Lets a user enter their recovery codes to authenticate in case they have lost or damaged their registered authenticator device.

Retry Limit Decision node

Lets a journey loop a specified number of times, for example, in case the user’s device is experiencing connectivity issues, for example.

Step 5: Authenticate using a push notification

After creating the journey, you can register the ForgeRock Authenticator, and use it to respond to the push notificaiton message:

  1. If you have not already done so, create a demo user in your server:

  2. In an incognito browser window, browse to the journey you created in the previous step:

    Identity Cloud

    https://openam-forgerock-sdks.forgeblocks.com/am/XUI/?realm=alpha&authIndexType=service&authIndexValue=MFAwithPush

    Self-managed AM server

    https://openam.example.com:8443/openam/XUI/?realm=alpha&authIndexType=service&authIndexValue=MFAwithPush

    The journey asks for your credentials:

    Enter the credentials of your demo account.
  3. Sign in with the username and password of your demo user.

    If you have not yet registered the ForgeRock Authenticator, the journey displays a QR code:

    Register the Authenticator using the QR code.
  4. In the ForgeRock Authenticator, click the blue plus icon to register the account on the device:

    Click the plus icon to add an account in the Authenticator.
  5. In the Add Account menu that appears, select Scan QR Code:

    From the menu, select the Scan QR code option.
  6. Scan the QR code on screen using the ForgeRock Authenticator:

    Scan the QR code using the Authenticator.

    When the ForgeRock Authenticator registers the account it notifies your ForgeRock server, which then initiates the configured push notification.

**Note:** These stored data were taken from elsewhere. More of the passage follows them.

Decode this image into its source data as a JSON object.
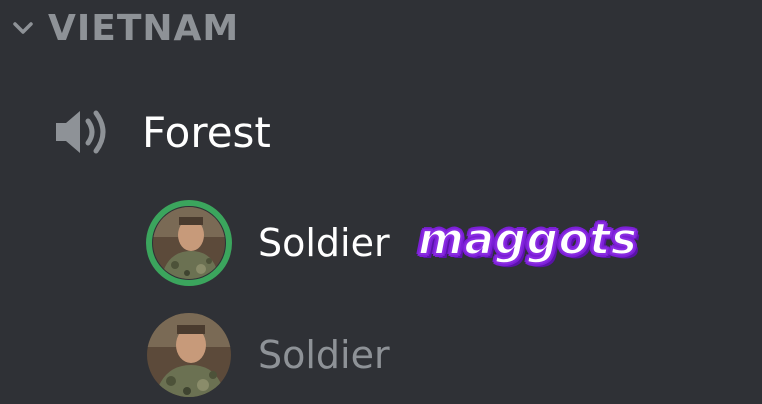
{
  "colors": {
    "background": "#2f3136",
    "category_text": "#8e9297",
    "channel_text": "#ffffff",
    "speaking_ring": "#3ba55d",
    "muted_user_text": "#8e9297",
    "caption_outline": "#7b1fd6"
  },
  "category": {
    "icon": "chevron-down-icon",
    "label": "VIETNAM"
  },
  "channel": {
    "icon": "speaker-icon",
    "name": "Forest"
  },
  "users": [
    {
      "name": "Soldier",
      "speaking": true,
      "avatar": "soldier-avatar"
    },
    {
      "name": "Soldier",
      "speaking": false,
      "avatar": "soldier-avatar"
    }
  ],
  "caption": {
    "text": "maggots"
  }
}
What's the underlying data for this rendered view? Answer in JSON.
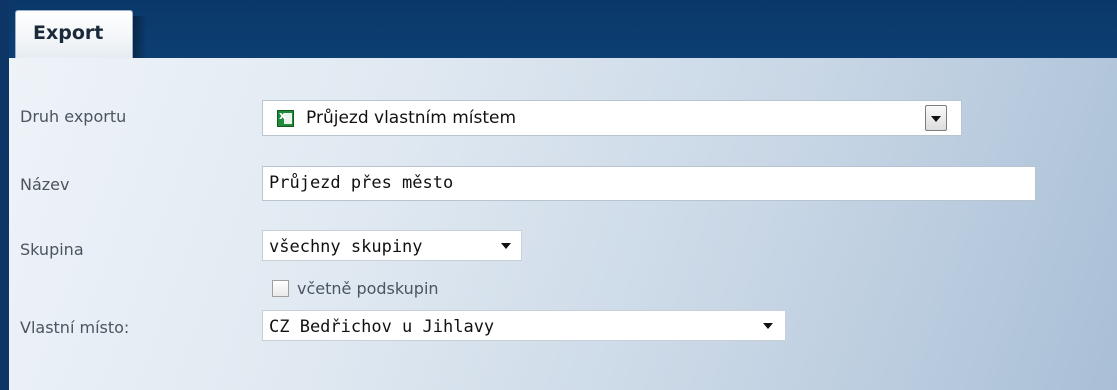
{
  "tabs": [
    {
      "label": "Export",
      "active": true
    }
  ],
  "form": {
    "druh_exportu": {
      "label": "Druh exportu",
      "value": "Průjezd vlastním místem",
      "icon": "excel-icon"
    },
    "nazev": {
      "label": "Název",
      "value": "Průjezd přes město"
    },
    "skupina": {
      "label": "Skupina",
      "value": "všechny skupiny"
    },
    "vcetne_podskupin": {
      "label": "včetně podskupin",
      "checked": false
    },
    "vlastni_misto": {
      "label": "Vlastní místo:",
      "value": "CZ Bedřichov u Jihlavy"
    }
  },
  "colors": {
    "header_bg": "#0a3768",
    "panel_gradient_start": "#eef3f8",
    "panel_gradient_end": "#a9bfd6",
    "label_text": "#4a5560"
  }
}
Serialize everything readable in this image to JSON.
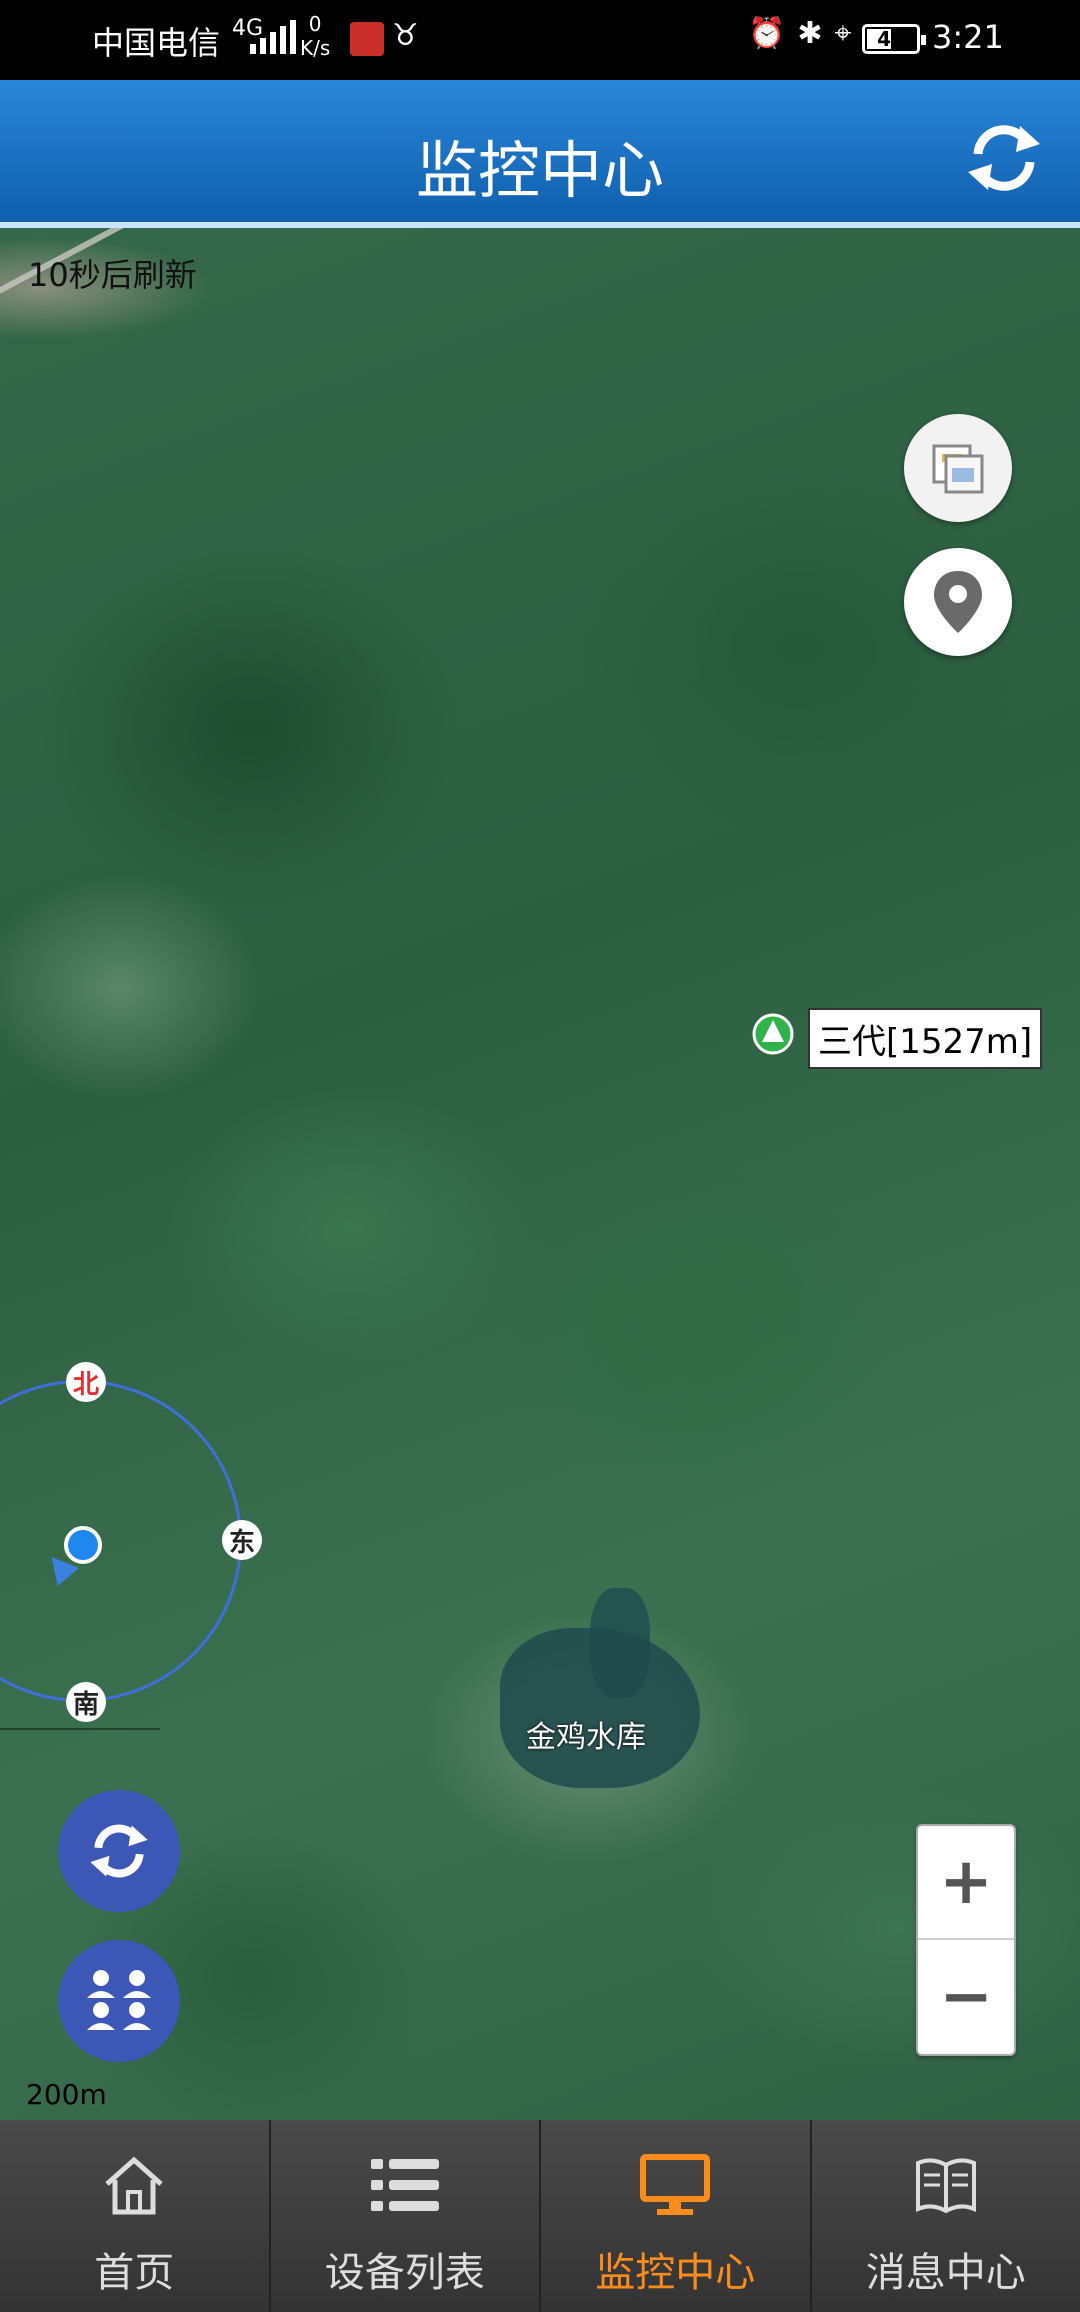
{
  "status_bar": {
    "carrier": "中国电信",
    "network": "4G",
    "speed_value": "0",
    "speed_unit": "K/s",
    "battery": "41",
    "time": "3:21"
  },
  "header": {
    "title": "监控中心",
    "refresh_icon": "refresh-icon"
  },
  "map": {
    "refresh_countdown": "10秒后刷新",
    "device_label": "三代[1527m]",
    "compass": {
      "north": "北",
      "east": "东",
      "south": "南"
    },
    "reservoir_label": "金鸡水库",
    "scale": "200m",
    "zoom_in": "+",
    "zoom_out": "−"
  },
  "bottom_nav": {
    "items": [
      {
        "label": "首页",
        "icon": "home-icon",
        "active": false
      },
      {
        "label": "设备列表",
        "icon": "list-icon",
        "active": false
      },
      {
        "label": "监控中心",
        "icon": "monitor-icon",
        "active": true
      },
      {
        "label": "消息中心",
        "icon": "book-icon",
        "active": false
      }
    ]
  },
  "colors": {
    "header_blue": "#1a6fc4",
    "active_orange": "#ff8c1a",
    "fab_blue": "#3c57b5"
  }
}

  7. In the ForgeRock Authenticator, complete the authentication as requested:

    • If the journey is configured with the default Push Type setting, Tap to Accept, tap the Accept button:

      .Tap the Accept button.
      Figure 4. Tap the Accept button.
    • If the journey is configured with a Push Type setting of Display Challenge Code, tap the number in the ForgeRock Authenticator that matches the number displayed by the journey:

      .Tap the number in the app that matches the one displayed by the journey.
      Figure 5. Tap the number in the app that matches the one displayed by the journey.
    • If the journey is configured with a Push Type setting of Use Biometrics to Accept, tap the Accept button, and then use your devices biometric capabilities to complete authentication:

      Tap Accept, then use a biometric method to authenticate.
      Figure 6. Tap Accept, then use a biometric method to authenticate.

    After you successfully complete the required response, the browser displays the user’s profile page.

Next steps

You can add support for MFA using push notifications to your own Android and iOS applications, by using the ForgeRock Authenticator module.

For more information, refer to Integrate MFA using push notifications.


1. Use the combined MFA registration node if you intend to also add OATH one-time passwords as an MFA method.